Cristovão Tezza é sobejamente conhecido neste país. Uma das importantes vozes literárias, ele nasceu na cidade de Lages, Santa Catarina, em 21/08/1952. Professor universitário, é escritor de ficção (romances, crônicas e contos) e não ficção (ensaísta, autor de livro didático). Ganhou o prestigioso prêmio Jabuti de melhor romance em 2008 (O Filho Eterno). Aqui no blogue, este é o terceiro livro que resenho dele – os anteriores foram Trapo e O Fotógrafo.

O protagonista de A Tirania do Amor é Otávio Espinhosa, um economista genial. O narrador do livro é dono de uma análise cerebral, que vai confrontar o personagem principal com sua imagem refletida no espelho. E tal análise começa com o começo do livro:
“Diante do sinal vermelho, que contemplou abstraído como alguém sob uma curta hipnose, decidiu (e ao mesmo tempo imaginou as perguntas: Como assim? Você enlouqueceu?) abdicar de sua vida sexual. A ideia bateu opaca, sem ênfase, quase já um fato consumado à frente, como o brilho fixo do semáforo de pedestres, bonequinho imóvel: abdicar. No cansaço – não exatamente cansaço, esta coisa menor, localizável, passageira, ele pensou; é diferente agora, uma espécie de completo esgotamento – e mais o limbo da manhã, nesta névoa mental em que o dia pode se transformar em qualquer coisa, acrescido de uma vastíssima informação privilegiada (e ele imaginou o processo que se seguiria, a imagem de sua mulher fundindo-se com a de um executivo sênior com uma pilha de pastas à frente, a decisão foi tomada com base em uma informação privilegiada que nenhum dos outros acionistas teve acesso – o que o senhor tem a dizer a respeito? A sua prova é escancaradamente ilegal).” (página 5)
Fiz questão de lhes trazer o parágrafo inicial todo porque é muito bem montado. Adianta elementos que serão trabalhados no decorrer das 173 páginas pelas quais flui o romance. Aqui temos um homem em crise, portador, ele mesmo, de uma racionalidade a toda prova, tomando uma decisão aparentemente esdrúxula: tem a intenção de abdicar de sua vida sexual. O conflito interno já se estabelece no momento mesmo em que tal escolha se faz, transcrita nas perguntas como assim? Você enlouqueceu? gritadas pelo seu consciente.

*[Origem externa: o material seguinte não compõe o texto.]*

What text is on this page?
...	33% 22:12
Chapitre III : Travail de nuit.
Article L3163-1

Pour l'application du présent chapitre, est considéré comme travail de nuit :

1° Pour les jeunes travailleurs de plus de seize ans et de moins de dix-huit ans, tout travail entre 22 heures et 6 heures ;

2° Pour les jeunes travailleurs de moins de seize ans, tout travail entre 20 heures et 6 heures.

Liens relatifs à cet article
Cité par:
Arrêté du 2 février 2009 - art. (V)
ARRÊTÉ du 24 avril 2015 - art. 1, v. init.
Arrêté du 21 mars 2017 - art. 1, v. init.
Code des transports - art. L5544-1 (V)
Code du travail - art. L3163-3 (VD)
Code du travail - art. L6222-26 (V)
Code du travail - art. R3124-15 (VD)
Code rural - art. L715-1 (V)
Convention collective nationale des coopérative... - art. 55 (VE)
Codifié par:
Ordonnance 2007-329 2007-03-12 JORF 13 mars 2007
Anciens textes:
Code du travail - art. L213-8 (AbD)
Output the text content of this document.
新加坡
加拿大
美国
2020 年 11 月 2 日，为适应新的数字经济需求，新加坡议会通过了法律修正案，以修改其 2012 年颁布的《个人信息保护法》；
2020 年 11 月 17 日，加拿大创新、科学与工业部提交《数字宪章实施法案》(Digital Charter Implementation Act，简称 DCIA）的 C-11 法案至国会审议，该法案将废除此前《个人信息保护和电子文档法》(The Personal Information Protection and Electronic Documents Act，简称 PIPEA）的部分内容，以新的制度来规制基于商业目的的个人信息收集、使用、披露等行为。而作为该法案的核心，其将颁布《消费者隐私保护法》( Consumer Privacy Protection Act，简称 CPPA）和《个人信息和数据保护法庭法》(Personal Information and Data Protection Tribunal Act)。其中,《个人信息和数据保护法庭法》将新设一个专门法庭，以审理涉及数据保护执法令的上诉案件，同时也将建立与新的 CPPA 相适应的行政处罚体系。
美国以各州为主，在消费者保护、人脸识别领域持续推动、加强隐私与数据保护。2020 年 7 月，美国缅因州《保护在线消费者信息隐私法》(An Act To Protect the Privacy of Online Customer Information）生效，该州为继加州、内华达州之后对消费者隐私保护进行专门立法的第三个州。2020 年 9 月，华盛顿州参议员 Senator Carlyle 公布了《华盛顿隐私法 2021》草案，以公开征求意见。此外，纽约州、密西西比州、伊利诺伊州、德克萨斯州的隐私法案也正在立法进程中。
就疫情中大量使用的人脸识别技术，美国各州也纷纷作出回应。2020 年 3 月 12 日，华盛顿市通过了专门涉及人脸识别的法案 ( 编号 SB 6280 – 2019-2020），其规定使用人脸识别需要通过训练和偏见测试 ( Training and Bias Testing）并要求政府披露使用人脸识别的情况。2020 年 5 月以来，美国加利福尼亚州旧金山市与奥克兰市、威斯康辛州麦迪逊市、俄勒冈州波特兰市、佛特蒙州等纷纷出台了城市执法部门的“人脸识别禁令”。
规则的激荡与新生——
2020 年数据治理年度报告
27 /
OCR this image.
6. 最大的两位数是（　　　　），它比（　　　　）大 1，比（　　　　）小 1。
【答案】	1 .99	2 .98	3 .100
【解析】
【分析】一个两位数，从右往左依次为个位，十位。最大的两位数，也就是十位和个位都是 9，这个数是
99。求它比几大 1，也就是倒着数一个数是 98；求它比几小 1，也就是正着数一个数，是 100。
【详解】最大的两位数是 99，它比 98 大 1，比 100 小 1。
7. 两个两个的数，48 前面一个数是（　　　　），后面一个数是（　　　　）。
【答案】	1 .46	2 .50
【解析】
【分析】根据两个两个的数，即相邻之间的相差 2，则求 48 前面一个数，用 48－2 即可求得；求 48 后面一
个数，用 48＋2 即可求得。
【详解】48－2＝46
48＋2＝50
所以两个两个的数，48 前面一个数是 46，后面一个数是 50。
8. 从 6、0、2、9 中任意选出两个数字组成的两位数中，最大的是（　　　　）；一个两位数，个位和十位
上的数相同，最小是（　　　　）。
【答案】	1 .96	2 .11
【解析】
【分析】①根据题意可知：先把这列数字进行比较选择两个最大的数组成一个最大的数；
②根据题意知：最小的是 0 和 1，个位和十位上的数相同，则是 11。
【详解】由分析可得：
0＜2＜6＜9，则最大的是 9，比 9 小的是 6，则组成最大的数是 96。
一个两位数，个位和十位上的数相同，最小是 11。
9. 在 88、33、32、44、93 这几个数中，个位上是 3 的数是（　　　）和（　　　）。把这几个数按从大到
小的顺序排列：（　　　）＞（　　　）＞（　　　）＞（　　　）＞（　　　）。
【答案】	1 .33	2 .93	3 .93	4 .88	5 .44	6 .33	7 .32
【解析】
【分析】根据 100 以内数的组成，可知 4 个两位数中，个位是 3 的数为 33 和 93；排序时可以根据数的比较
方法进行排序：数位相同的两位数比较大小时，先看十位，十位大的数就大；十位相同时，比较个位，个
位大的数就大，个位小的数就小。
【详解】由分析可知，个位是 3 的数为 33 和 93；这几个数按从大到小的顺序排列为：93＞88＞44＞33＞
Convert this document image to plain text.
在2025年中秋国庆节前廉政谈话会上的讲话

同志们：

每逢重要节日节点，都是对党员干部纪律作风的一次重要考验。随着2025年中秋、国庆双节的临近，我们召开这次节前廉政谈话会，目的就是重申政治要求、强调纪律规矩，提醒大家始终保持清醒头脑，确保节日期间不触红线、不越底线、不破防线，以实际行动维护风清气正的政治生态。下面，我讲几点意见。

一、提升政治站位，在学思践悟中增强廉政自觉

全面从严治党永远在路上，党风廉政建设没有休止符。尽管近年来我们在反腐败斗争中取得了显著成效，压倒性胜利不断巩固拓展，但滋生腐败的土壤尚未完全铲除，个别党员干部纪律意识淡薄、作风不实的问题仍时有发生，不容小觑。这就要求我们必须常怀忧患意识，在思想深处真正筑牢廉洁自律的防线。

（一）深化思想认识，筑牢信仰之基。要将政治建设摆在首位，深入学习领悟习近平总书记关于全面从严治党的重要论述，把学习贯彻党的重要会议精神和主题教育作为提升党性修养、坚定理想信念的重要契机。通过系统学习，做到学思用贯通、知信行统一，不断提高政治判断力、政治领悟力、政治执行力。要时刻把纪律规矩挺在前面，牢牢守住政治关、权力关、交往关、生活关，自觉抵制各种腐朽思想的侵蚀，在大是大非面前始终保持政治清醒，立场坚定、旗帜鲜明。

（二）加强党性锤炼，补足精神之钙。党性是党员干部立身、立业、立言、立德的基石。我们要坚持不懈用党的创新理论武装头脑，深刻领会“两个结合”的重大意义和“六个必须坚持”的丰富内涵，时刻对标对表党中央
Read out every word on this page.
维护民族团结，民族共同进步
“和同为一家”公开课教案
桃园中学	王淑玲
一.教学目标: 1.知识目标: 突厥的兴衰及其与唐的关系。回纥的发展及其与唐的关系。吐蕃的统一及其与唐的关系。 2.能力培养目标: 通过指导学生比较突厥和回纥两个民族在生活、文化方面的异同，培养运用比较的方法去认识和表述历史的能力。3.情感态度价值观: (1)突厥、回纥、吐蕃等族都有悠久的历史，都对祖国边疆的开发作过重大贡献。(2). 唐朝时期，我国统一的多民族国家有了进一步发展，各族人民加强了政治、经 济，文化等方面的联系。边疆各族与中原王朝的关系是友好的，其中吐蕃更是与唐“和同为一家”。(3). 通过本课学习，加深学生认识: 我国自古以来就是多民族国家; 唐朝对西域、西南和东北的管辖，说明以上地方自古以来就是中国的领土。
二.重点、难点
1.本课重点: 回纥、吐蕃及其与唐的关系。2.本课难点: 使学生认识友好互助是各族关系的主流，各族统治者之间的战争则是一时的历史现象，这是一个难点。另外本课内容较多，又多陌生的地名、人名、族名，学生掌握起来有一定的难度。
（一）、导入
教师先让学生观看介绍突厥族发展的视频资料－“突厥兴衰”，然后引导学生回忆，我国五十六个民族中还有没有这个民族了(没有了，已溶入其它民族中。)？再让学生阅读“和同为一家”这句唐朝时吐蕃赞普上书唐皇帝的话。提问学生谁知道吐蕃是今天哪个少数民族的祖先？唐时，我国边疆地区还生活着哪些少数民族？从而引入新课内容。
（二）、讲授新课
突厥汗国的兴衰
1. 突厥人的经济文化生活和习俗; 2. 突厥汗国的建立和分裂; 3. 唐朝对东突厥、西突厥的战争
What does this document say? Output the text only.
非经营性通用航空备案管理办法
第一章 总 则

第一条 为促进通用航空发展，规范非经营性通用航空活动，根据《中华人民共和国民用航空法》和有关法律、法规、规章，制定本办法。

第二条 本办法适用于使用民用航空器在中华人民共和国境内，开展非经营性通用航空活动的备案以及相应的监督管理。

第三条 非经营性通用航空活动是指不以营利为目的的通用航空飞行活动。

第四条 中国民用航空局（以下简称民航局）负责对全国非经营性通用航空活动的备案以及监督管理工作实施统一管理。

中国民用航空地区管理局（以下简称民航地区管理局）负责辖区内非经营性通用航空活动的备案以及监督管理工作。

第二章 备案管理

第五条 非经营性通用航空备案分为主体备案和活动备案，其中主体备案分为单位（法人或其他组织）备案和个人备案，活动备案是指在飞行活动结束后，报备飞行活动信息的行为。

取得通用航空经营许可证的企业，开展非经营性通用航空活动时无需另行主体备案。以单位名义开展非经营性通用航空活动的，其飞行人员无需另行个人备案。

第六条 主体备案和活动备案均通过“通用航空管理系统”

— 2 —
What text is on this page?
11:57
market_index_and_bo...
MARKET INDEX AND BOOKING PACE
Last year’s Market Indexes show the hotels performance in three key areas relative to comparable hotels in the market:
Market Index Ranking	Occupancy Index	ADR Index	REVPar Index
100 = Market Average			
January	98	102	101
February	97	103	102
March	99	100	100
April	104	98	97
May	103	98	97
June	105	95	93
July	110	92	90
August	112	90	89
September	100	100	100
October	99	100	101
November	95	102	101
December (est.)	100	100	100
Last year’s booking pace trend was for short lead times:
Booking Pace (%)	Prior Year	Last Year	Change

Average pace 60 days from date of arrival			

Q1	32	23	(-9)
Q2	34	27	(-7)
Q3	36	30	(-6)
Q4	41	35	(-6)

Outra informação preciosa, a empresa da qual é presidente, a Price & Savings está à beira do caos total (veja-se o final do parágrafo, em itálico), estando sob investigação judicial. Claramente, houve um golpe, anotado no mesmo campo da corrupção que assola o Brasil.

A voz do narrador é implacável com o personagem que analisa: apanha-o na intimidade de seus pensamentos quando ele está abstraído, esperando o semáforo de pedestres abrir. É um homem de meia idade, entrando na crise de meia idade, na qual atos e valores da fase inicial não têm mais tanta consistência e a contemplação de um possível futuro não é nada abonadora.

Mas o desvirtuamento de Otávio Espinhosa tem trunfos guardados na manga: ele é autor de livros que misturam autoajuda com conselhos de finanças pessoais. Escreve o livro A matemática da vida, sob o pseudônimo de Kelvin Oliva:
“... Eu nunca tive complexo de nada, para dizer bem a verdade eu acho essa conversa psicanalítica uma bobagem completa, e esse foi um dos momentos em que ele começou a sentir a mudança, um início ainda impreciso de hostilidade, e ele ponderou se era isso mesmo, pela intensidade da reação diante de uma observação casual, de almanaque, uma mera distração, já que eu nunca me interessei em fazer análise ou algo do gênero – só li um pouco a respeito, no papel de Kelvin Oliva, para escrever A matemática da vida e criar para o leitor a imagem de alguém que vai além do beabá, alguém capaz de ver profundamente as coisas, o que aliás nos divertia: Como vai o seu inconsciente coletivo? Sob controle? e eles riam.” (página 123)
A família de Otávio Espinhosa está se desmanchando. Sua esposa, advogada que, precisamente, trabalha no processo contra a empresa da qual o marido é presidente deseja a separação; o filho é um militante político com cuja orientação de esquerda Otávio não concorda. Só lhe resta a filha, Lucila. Sim, porque há muito rompeu com as ideias e a filosofia do pai e o desprestígio de sua atuação acadêmica (um acadêmico, guru de livros de autoajuda?!) põe em dúvida sua capacidade de fazer escolhas.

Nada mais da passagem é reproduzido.